The show’s eccentric star, Joseph Maldonado-Passage, known as Joe Exotic, is serving a 21-year sentence in federal prison for a murder-for-hire plot that targeted Carole Baskin, an animal-rights activist. She criticized Mr. Maldonado-Passage’s treatment of animals at his Oklahoma zoo and appeared on the Netflix show.
Mr. Antle, who is currently facing money laundering charges in a separate federal court case in South Carolina, denied “any act or conduct that could ever be considered as ‘animal cruelty,’” in a statement when the charges in Virginia were announced in 2020.

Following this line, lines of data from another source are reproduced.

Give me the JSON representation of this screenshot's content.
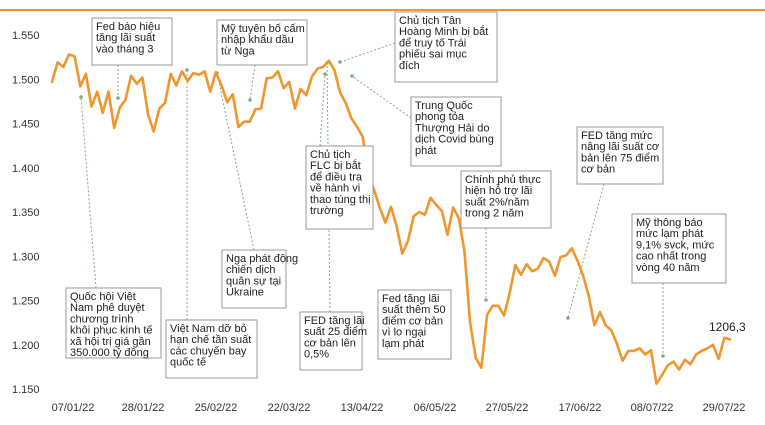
{
  "chart_data": {
    "type": "line",
    "title": "",
    "xlabel": "",
    "ylabel": "",
    "ylim": [
      1150,
      1550
    ],
    "y_ticks": [
      "1.150",
      "1.200",
      "1.250",
      "1.300",
      "1.350",
      "1.400",
      "1.450",
      "1.500",
      "1.550"
    ],
    "x_ticks": [
      "07/01/22",
      "28/01/22",
      "25/02/22",
      "22/03/22",
      "13/04/22",
      "06/05/22",
      "27/05/22",
      "17/06/22",
      "08/07/22",
      "29/07/22"
    ],
    "grid": false,
    "accent_color": "#f0962e",
    "top_rule_color": "#f0962e",
    "last_value_label": "1206,3",
    "series": [
      {
        "values": [
          1497,
          1519,
          1514,
          1528,
          1526,
          1492,
          1506,
          1469,
          1486,
          1462,
          1486,
          1445,
          1468,
          1477,
          1504,
          1495,
          1502,
          1460,
          1441,
          1467,
          1473,
          1506,
          1493,
          1509,
          1498,
          1507,
          1505,
          1509,
          1486,
          1508,
          1493,
          1474,
          1483,
          1446,
          1452,
          1452,
          1466,
          1467,
          1501,
          1502,
          1509,
          1490,
          1497,
          1467,
          1489,
          1482,
          1503,
          1512,
          1514,
          1521,
          1510,
          1485,
          1473,
          1456,
          1446,
          1435,
          1391,
          1375,
          1355,
          1338,
          1356,
          1334,
          1303,
          1317,
          1345,
          1350,
          1347,
          1366,
          1358,
          1351,
          1324,
          1355,
          1343,
          1306,
          1225,
          1185,
          1174,
          1234,
          1244,
          1244,
          1233,
          1258,
          1290,
          1279,
          1291,
          1283,
          1286,
          1298,
          1294,
          1278,
          1299,
          1301,
          1309,
          1295,
          1278,
          1255,
          1222,
          1237,
          1222,
          1216,
          1201,
          1182,
          1193,
          1193,
          1196,
          1189,
          1194,
          1156,
          1166,
          1177,
          1181,
          1172,
          1183,
          1178,
          1189,
          1193,
          1196,
          1200,
          1184,
          1208,
          1206
        ]
      }
    ],
    "annotations": [
      {
        "lines": [
          "Quốc hội Việt",
          "Nam phê duyệt",
          "chương trình",
          "khôi phục kinh tế",
          "xã hội trị giá gần",
          "350.000 tỷ đồng"
        ]
      },
      {
        "lines": [
          "Fed báo hiệu",
          "tăng lãi suất",
          "vào tháng 3"
        ]
      },
      {
        "lines": [
          "Việt Nam dỡ bỏ",
          "hạn chế tần suất",
          "các chuyến bay",
          "quốc tế"
        ]
      },
      {
        "lines": [
          "Mỹ tuyên bố cấm",
          "nhập khẩu dầu",
          "từ Nga"
        ]
      },
      {
        "lines": [
          "Nga phát động",
          "chiến dịch",
          "quân sự tại",
          "Ukraine"
        ]
      },
      {
        "lines": [
          "FED tăng lãi",
          "suất 25 điểm",
          "cơ bản lên",
          "0,5%"
        ]
      },
      {
        "lines": [
          "Chủ tịch",
          "FLC bị bắt",
          "để điều tra",
          "về hành vi",
          "thao túng thị",
          "trường"
        ]
      },
      {
        "lines": [
          "Chủ tịch Tân",
          "Hoàng Minh bị bắt",
          "để truy tố Trái",
          "phiếu sai mục",
          "đích"
        ]
      },
      {
        "lines": [
          "Trung Quốc",
          "phong tỏa",
          "Thượng Hải do",
          "dịch Covid bùng",
          "phát"
        ]
      },
      {
        "lines": [
          "Fed tăng lãi",
          "suất thêm 50",
          "điểm cơ bản",
          "vì lo ngại",
          "lạm phát"
        ]
      },
      {
        "lines": [
          "Chính phủ thực",
          "hiện hỗ trợ lãi",
          "suất 2%/năm",
          "trong 2 năm"
        ]
      },
      {
        "lines": [
          "FED tăng mức",
          "nâng lãi suất cơ",
          "bản lên 75 điểm",
          "cơ bản"
        ]
      },
      {
        "lines": [
          "Mỹ thông báo",
          "mức lạm phát",
          "9,1% svck, mức",
          "cao nhất trong",
          "vòng 40 năm"
        ]
      }
    ]
  }
}
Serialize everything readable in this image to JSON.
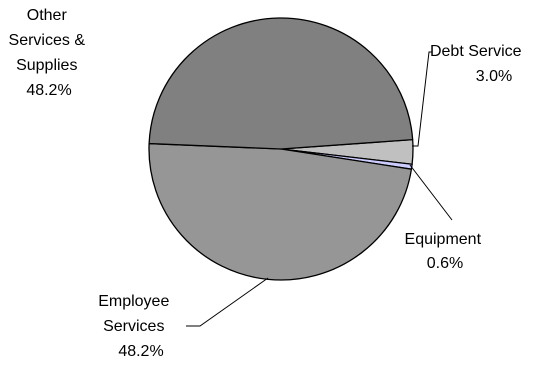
{
  "chart_data": {
    "type": "pie",
    "title": "",
    "start_angle_deg": -4.1,
    "direction": "clockwise",
    "slices": [
      {
        "name_lines": [
          "Debt Service"
        ],
        "value_label": "3.0%",
        "value": 3.0,
        "color": "#c0c0c0"
      },
      {
        "name_lines": [
          "Equipment"
        ],
        "value_label": "0.6%",
        "value": 0.6,
        "color": "#ccccff"
      },
      {
        "name_lines": [
          "Employee",
          "Services"
        ],
        "value_label": "48.2%",
        "value": 48.2,
        "color": "#969696"
      },
      {
        "name_lines": [
          "Other",
          "Services &",
          "Supplies"
        ],
        "value_label": "48.2%",
        "value": 48.2,
        "color": "#808080"
      }
    ]
  }
}
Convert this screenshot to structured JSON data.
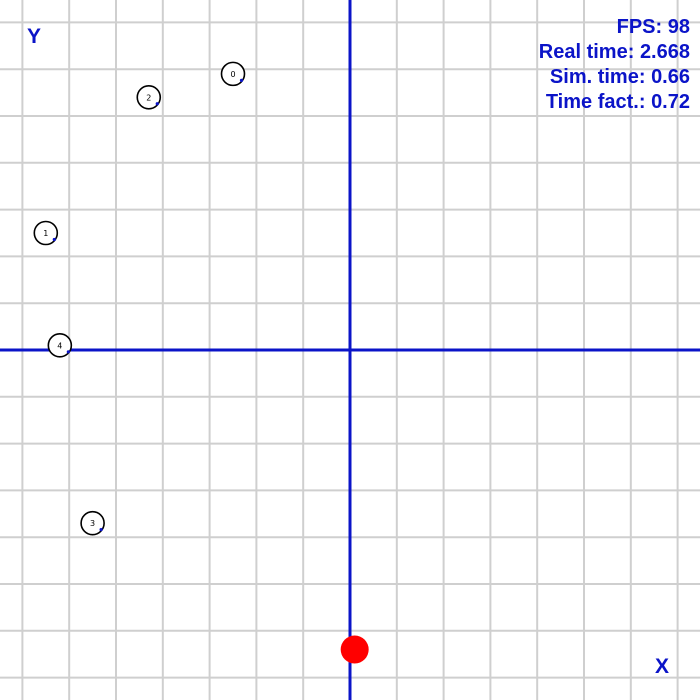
{
  "axes": {
    "x_label": "X",
    "y_label": "Y",
    "grid_color": "#cfcfcf",
    "axis_color": "#0b14c8"
  },
  "hud": {
    "fps_label": "FPS:",
    "fps_value": "98",
    "real_time_label": "Real time:",
    "real_time_value": "2.668",
    "sim_time_label": "Sim. time:",
    "sim_time_value": "0.66",
    "time_factor_label": "Time fact.:",
    "time_factor_value": "0.72",
    "color": "#0b14c8"
  },
  "bodies": [
    {
      "id": "0",
      "x": -2.5,
      "y": 5.9
    },
    {
      "id": "1",
      "x": -6.5,
      "y": 2.5
    },
    {
      "id": "2",
      "x": -4.3,
      "y": 5.4
    },
    {
      "id": "3",
      "x": -5.5,
      "y": -3.7
    },
    {
      "id": "4",
      "x": -6.2,
      "y": 0.1
    }
  ],
  "target": {
    "x": 0.1,
    "y": -6.4,
    "color": "#ff0000"
  }
}
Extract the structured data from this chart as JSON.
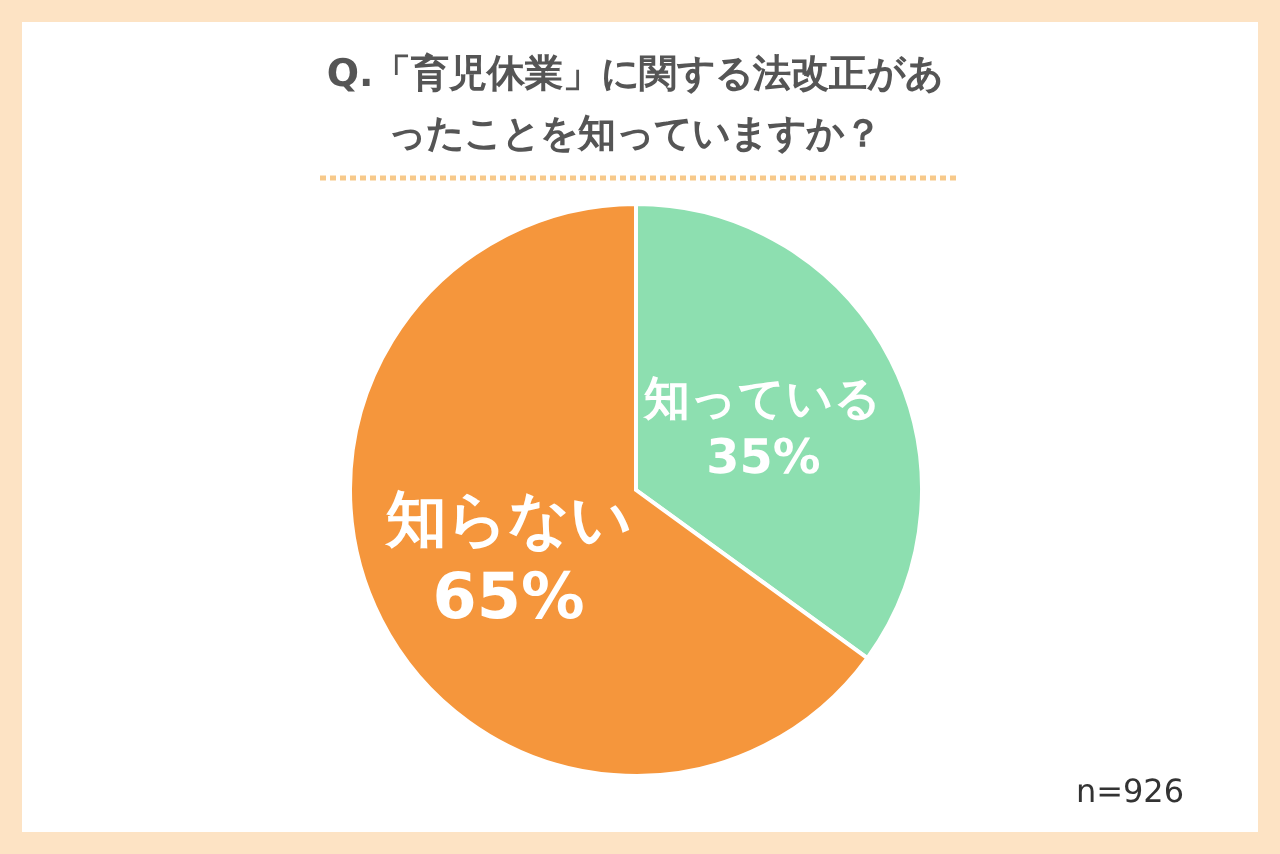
{
  "chart_data": {
    "type": "pie",
    "title": "Q.「育児休業」に関する法改正があったことを知っていますか？",
    "categories": [
      "知っている",
      "知らない"
    ],
    "values": [
      35,
      65
    ],
    "value_labels": [
      "35%",
      "65%"
    ],
    "colors": [
      "#8ddfb0",
      "#f5963c"
    ],
    "annotations": [
      "n=926"
    ]
  }
}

Jason Miyares, the state attorney general, said in a news release that the jury’s decision “sent a message that Virginia does not tolerate wildlife animal trafficking.”
Virginia law allows the trade of endangered wildlife, which includes lions, “for zoological, educational, or scientific purposes,” and for “preservation purposes,” only with special permission from a state board.
Mr. Antle’s lawyer, Erin Harrigan, called the jury’s decision not to convict Mr. Antle on the misdemeanor charges “a significant victory against spurious allegations of animal cruelty.” Ms. Harrigan said the felony offenses on which her client was convicted “amount to failing to obtain a permit for otherwise entirely lawful activity,” calling them “paperwork violations.”
The attorney general’s office, then headed by Mark R. Herring, charged Mr. Antle in 2020 following a monthslong investigation into Mr. Antle’s ties with a Virginia-based zoo owner, Keith A. Wilson, who was also indicted on wildlife trafficking charges.
An online court database showed on Wednesday that Mr. Wilson’s case was still open.